There is plenty the series could do better, though. In 2018 games are good at allowing quick and seamless grouping between players. Games like Destiny 2 also allow players at different levels to play together in most modes, with obvious restrictions for high level PvP modes and raids. Diablo should be an effortlessly social game that lets you check out friends’ builds and armour sets, and then group up to attack high level challenges. Personally I’d like faster combat that demands more skill, and class skills and abilities that have more utility in group play. All while still allowing for a satisfying solo experience, of course. I would also like a legendary Moon On Stick item, and Deckard Cain as a secret character class.

Diablo: Infinite, the looter shooter

Diablo 2 delivered bursts of co-op play with high levels of character customisation and buckets of semi-randomised treasure to chase—sound familiar? Diablo 2’s approach to levelling and loot progression has had a profound influence in the era of endless games like Destiny and Warframe. The MMO scene codified open world questing, dungeons and raids, but the Diablo 2 community has always made its own dungeons from specific area runs. In the year 2000 Diablo 2 created an enduring template for grinding. 18 years later it’s still quite effective.
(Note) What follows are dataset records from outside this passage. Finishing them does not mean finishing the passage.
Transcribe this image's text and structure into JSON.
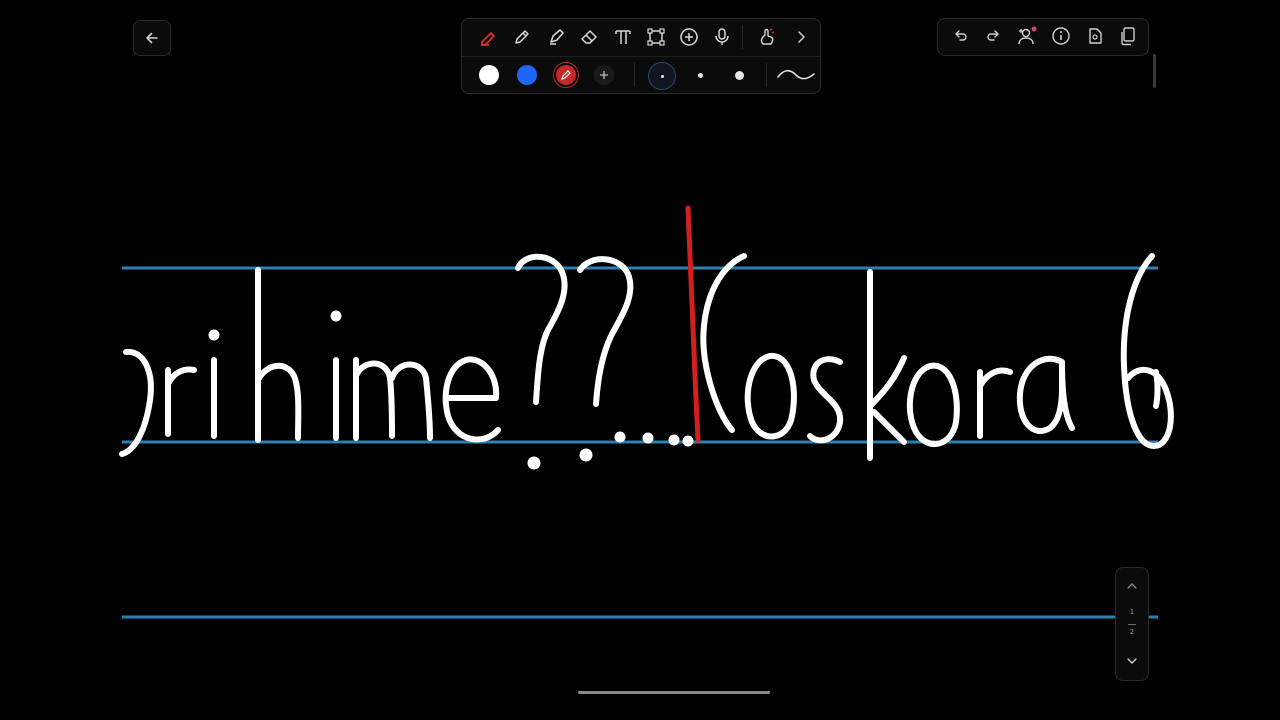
{
  "toolbar": {
    "tools": [
      {
        "icon": "pen-icon",
        "active": true
      },
      {
        "icon": "pencil-icon"
      },
      {
        "icon": "highlighter-icon"
      },
      {
        "icon": "eraser-icon"
      },
      {
        "icon": "text-icon"
      },
      {
        "icon": "shape-select-icon"
      },
      {
        "icon": "add-icon"
      },
      {
        "icon": "microphone-icon"
      },
      {
        "icon": "finger-draw-icon"
      },
      {
        "icon": "chevron-right-icon"
      }
    ],
    "colors": [
      "#ffffff",
      "#1e66f5",
      "#c42828"
    ],
    "selected_color": "#c42828",
    "stroke_sizes": [
      "small",
      "medium",
      "large"
    ],
    "selected_size": "small",
    "stroke_style_icon": "wave-stroke-icon"
  },
  "right_toolbar": {
    "icons": [
      "undo-icon",
      "redo-icon",
      "add-collaborator-icon",
      "info-icon",
      "page-settings-icon",
      "pages-icon"
    ]
  },
  "page_nav": {
    "current": "1",
    "total": "2"
  },
  "colors": {
    "background": "#000000",
    "ruled_line": "#2f7fb0",
    "ink_white": "#ffffff",
    "ink_red": "#d21f1f"
  }
}
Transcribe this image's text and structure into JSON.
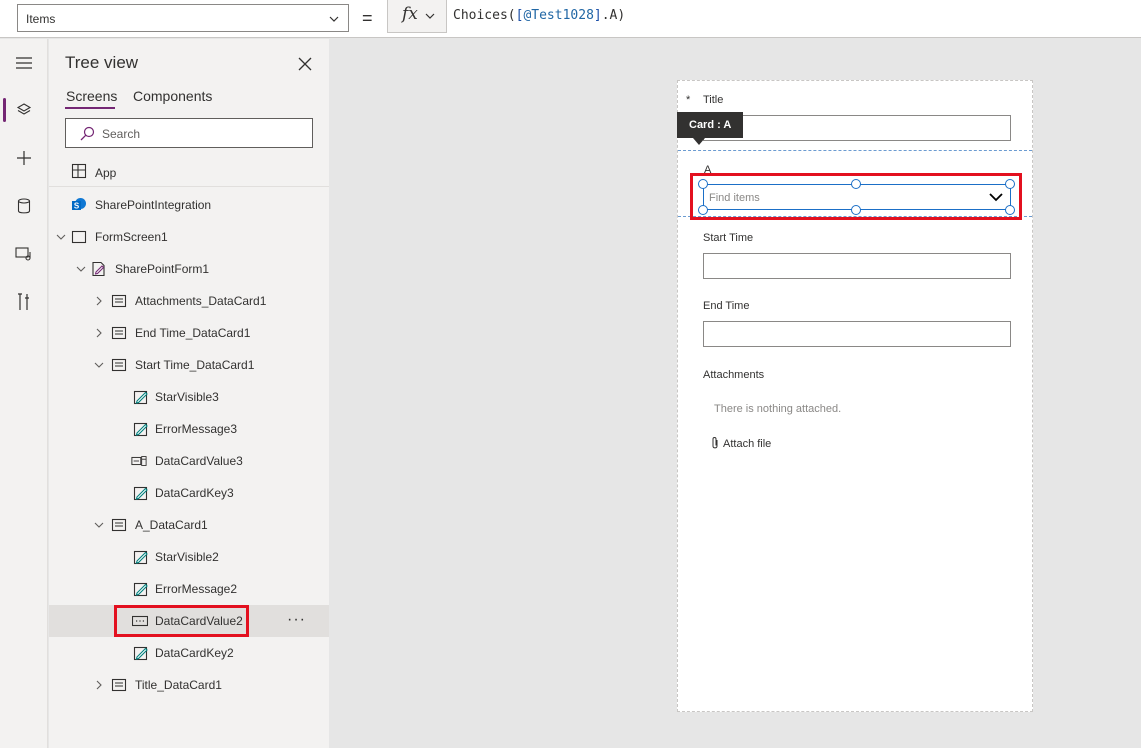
{
  "formula_bar": {
    "property": "Items",
    "equals": "=",
    "fx": "fx",
    "formula_prefix": "Choices(",
    "formula_open": "[",
    "formula_ref": "@Test1028",
    "formula_close": "]",
    "formula_suffix": ".A)"
  },
  "rail": {
    "items": [
      "hamburger-icon",
      "layers-icon",
      "plus-icon",
      "database-icon",
      "media-icon",
      "tools-icon"
    ]
  },
  "tree": {
    "title": "Tree view",
    "tabs": [
      "Screens",
      "Components"
    ],
    "search_placeholder": "Search",
    "app_label": "App",
    "rows": [
      {
        "label": "SharePointIntegration"
      },
      {
        "label": "FormScreen1"
      },
      {
        "label": "SharePointForm1"
      },
      {
        "label": "Attachments_DataCard1"
      },
      {
        "label": "End Time_DataCard1"
      },
      {
        "label": "Start Time_DataCard1"
      },
      {
        "label": "StarVisible3"
      },
      {
        "label": "ErrorMessage3"
      },
      {
        "label": "DataCardValue3"
      },
      {
        "label": "DataCardKey3"
      },
      {
        "label": "A_DataCard1"
      },
      {
        "label": "StarVisible2"
      },
      {
        "label": "ErrorMessage2"
      },
      {
        "label": "DataCardValue2"
      },
      {
        "label": "DataCardKey2"
      },
      {
        "label": "Title_DataCard1"
      }
    ],
    "more": "···"
  },
  "form": {
    "tooltip": "Card : A",
    "star": "*",
    "title_label": "Title",
    "a_label": "A",
    "combo_placeholder": "Find items",
    "start_label": "Start Time",
    "end_label": "End Time",
    "attachments_label": "Attachments",
    "nothing_attached": "There is nothing attached.",
    "attach_file": "Attach file"
  },
  "colors": {
    "accent": "#742774",
    "highlight": "#e3101f",
    "selection_blue": "#1b6fc7"
  }
}
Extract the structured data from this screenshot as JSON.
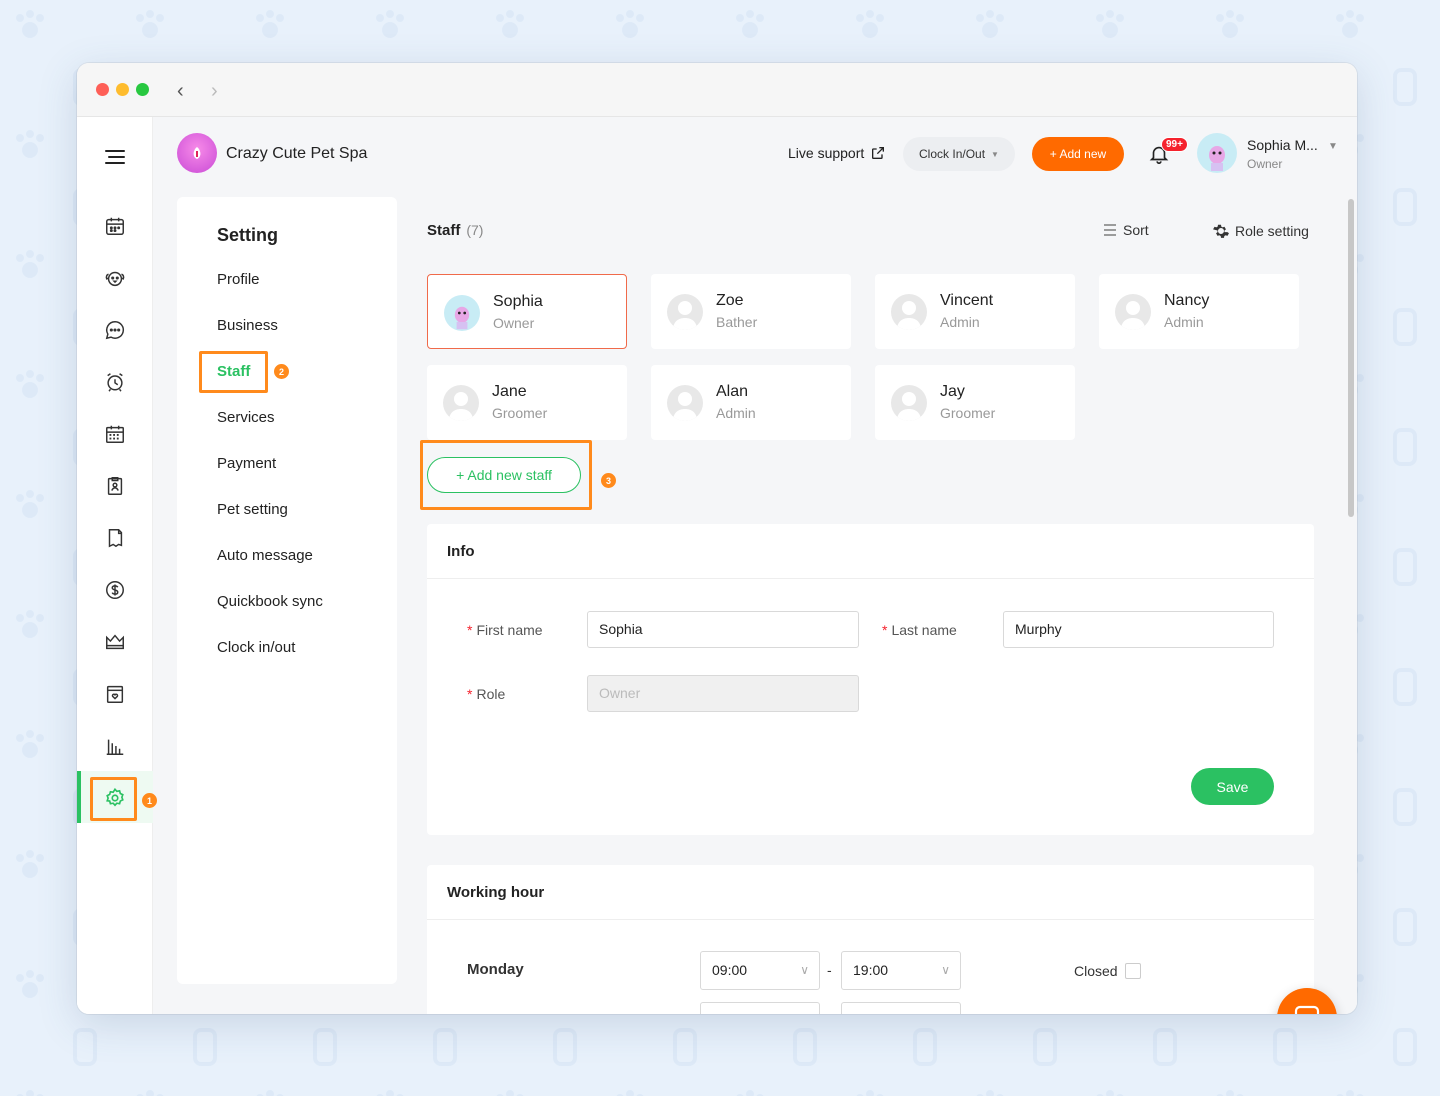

Since then many games from different studios have modernised aspects of Diablo 2. It ought to be possible to recombine those modernised elements with overhauled combat to create a game that can challenge Bungie and Bioware. That may require a controversial change in perspective, to a close third-person view or even first-person. Can the famous top-down view deliver the level of spectacle that new players expect in an era of Anthem?

Vermintide 2 is one of the best games to come out this year so far. It proves that first-person melee fantasy combat can really work, especially when you’re constantly unlocking new weapons with distinct in-game styles. Combine that with Path of Exile style gem socketing, Destiny style dailies and weeklies, and set it in a dark and grandiose version of Diablo’s universe inspired by the series’ outstanding cinematics. It’s not the game long-term series fans are likely to want, but it could be pretty good.

Diablo Royale

Deckard Cain shoves you out of a blimp into a hellscape overrun with demons and minibosses. Instead of finding new weapons and spells in houses you kill demons for them. As the boundaries of the map, represented by an infinitely tall wall of hellfire, close in, you have to take down other heroes in combat until you are the only hero left—you have proved your worth to fight the prime evil. At that point Diablo rises out of a ring of fire and kills you immediately. Better luck next time!

‘What if it was battle royale!?’ is already becoming a stale joke, but let’s think about Blizzard’s history. StarCraft and World of Warcraft took existing formats, applied Blizzard’s chunky art style, and refined the idea into something palatable to the mainstream. This approach didn’t seem to work quite as well for Heroes of the Storm, but perhaps a gritty fantasy-themed battle royale will find favour among players put off by Fortnite’s garish battleground.

Diablo 2 Remake

If Resident Evil 2 can have a proper remake in a modern engine, then why not Diablo 2? A straight HD upgrade of the old art would be sweet, of course, but I would be curious to see Diablo 2 interpreted as a 3D game with high production values and monsters that explode real well. 

Diablo 2 creator David Brevik has suggested it would be very difficult to get a remake to feel like the original game, particularly in a modern 3D engine, but I like the idea of a reinterpretation of Diablo 2 from the perspective of new designers. The Resident Evil 2 remake is applying the camera angles of later games in the series, and rebuilding the environments free from the constraints of fixed backgrounds. It would be fascinating to see Diablo 2 receive similar treatment, then I'd like to run an old-school Necromancer with Poison Nova again at 4K resolution.